Their exchange leads to this gem:
Secretary Rice: "After September 11th, it was very clear that the big missing link in our abilities to fight the kind of attack that took place on September 11th was information."
That's not really true. Attorney General Ashcroft had plenty of information which is why he stopped flying commercial in July of 2001. The FBI had plenty of information but field agents were told to not bother with terrorism but focus on much more important issues like pornography. George W. Bush had plenty of information but decided to focus instead on his vacation.
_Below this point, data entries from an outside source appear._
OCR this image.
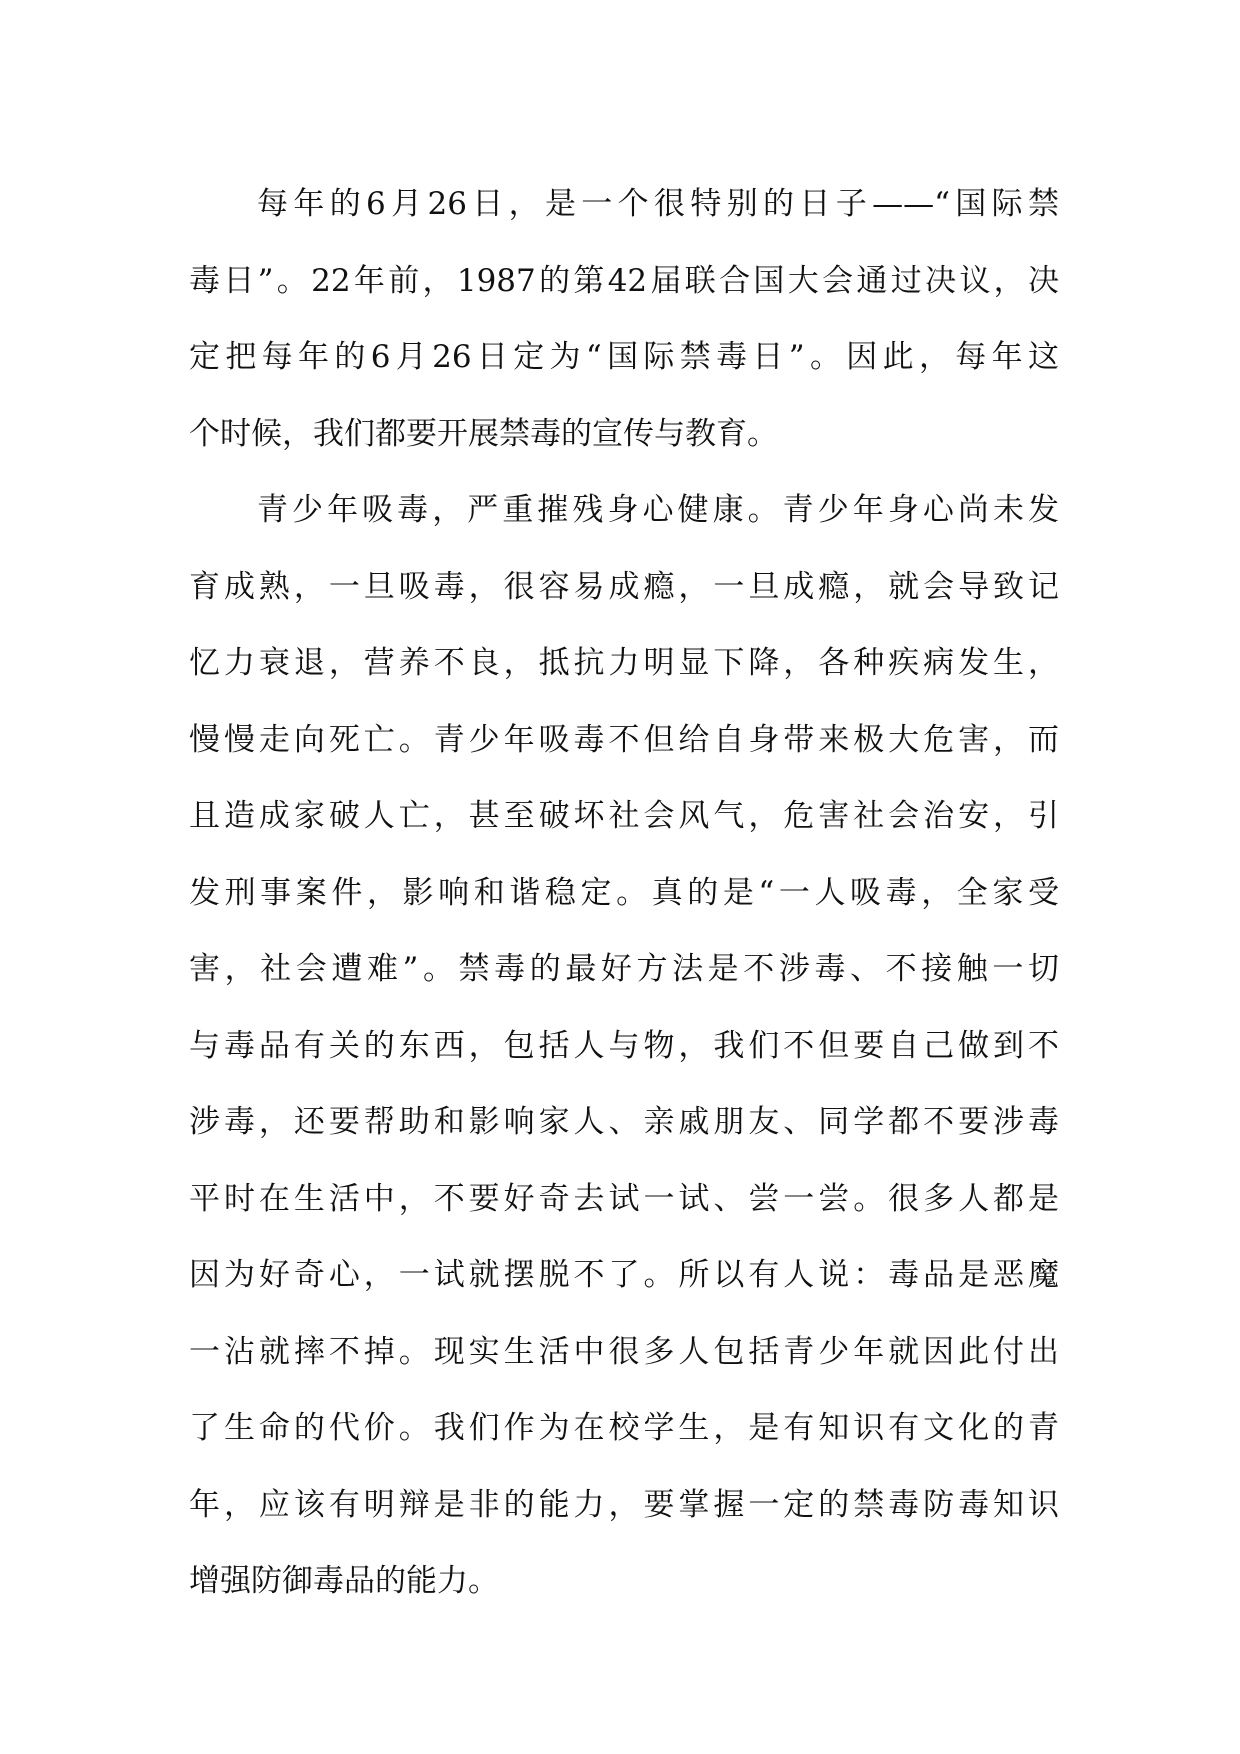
每年的6月26日，是一个很特别的日子——“国际禁
毒日”。22年前，1987的第42届联合国大会通过决议，决
定把每年的6月26日定为“国际禁毒日”。因此，每年这
个时候，我们都要开展禁毒的宣传与教育。
青少年吸毒，严重摧残身心健康。青少年身心尚未发
育成熟，一旦吸毒，很容易成瘾，一旦成瘾，就会导致记
忆力衰退，营养不良，抵抗力明显下降，各种疾病发生，
慢慢走向死亡。青少年吸毒不但给自身带来极大危害，而
且造成家破人亡，甚至破坏社会风气，危害社会治安，引
发刑事案件，影响和谐稳定。真的是“一人吸毒，全家受
害，社会遭难”。禁毒的最好方法是不涉毒、不接触一切
与毒品有关的东西，包括人与物，我们不但要自己做到不
涉毒，还要帮助和影响家人、亲戚朋友、同学都不要涉毒
平时在生活中，不要好奇去试一试、尝一尝。很多人都是
因为好奇心，一试就摆脱不了。所以有人说：毒品是恶魔
一沾就摔不掉。现实生活中很多人包括青少年就因此付出
了生命的代价。我们作为在校学生，是有知识有文化的青
年，应该有明辩是非的能力，要掌握一定的禁毒防毒知识
增强防御毒品的能力。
No, lack of information was not the root cause of 9/11.
The interview ended with Secretary Rice characterizing the behavior of the administration and its legally tenuous trampling of civil liberties and international law as the "give and take" that routinely goes on in a democracy and closed by saying that the "President is cooperating with Congress to do that." Which President did she mean?
I offer this possibly tedious breakdown if only to demonstrate that when you pull apart the shallow rationale that Condoleeza Rice routinely offers on this kind of venue the component parts are either lies, distortions or unsubstantiated generalities. While the tone of this interview remained typically civil at least Schieffer offered some degree of backbone and even occasionally interrupted the filibuster. Maybe one of these days somebody will grow a complete spine and blow this dishonest incompetent completely out of the water.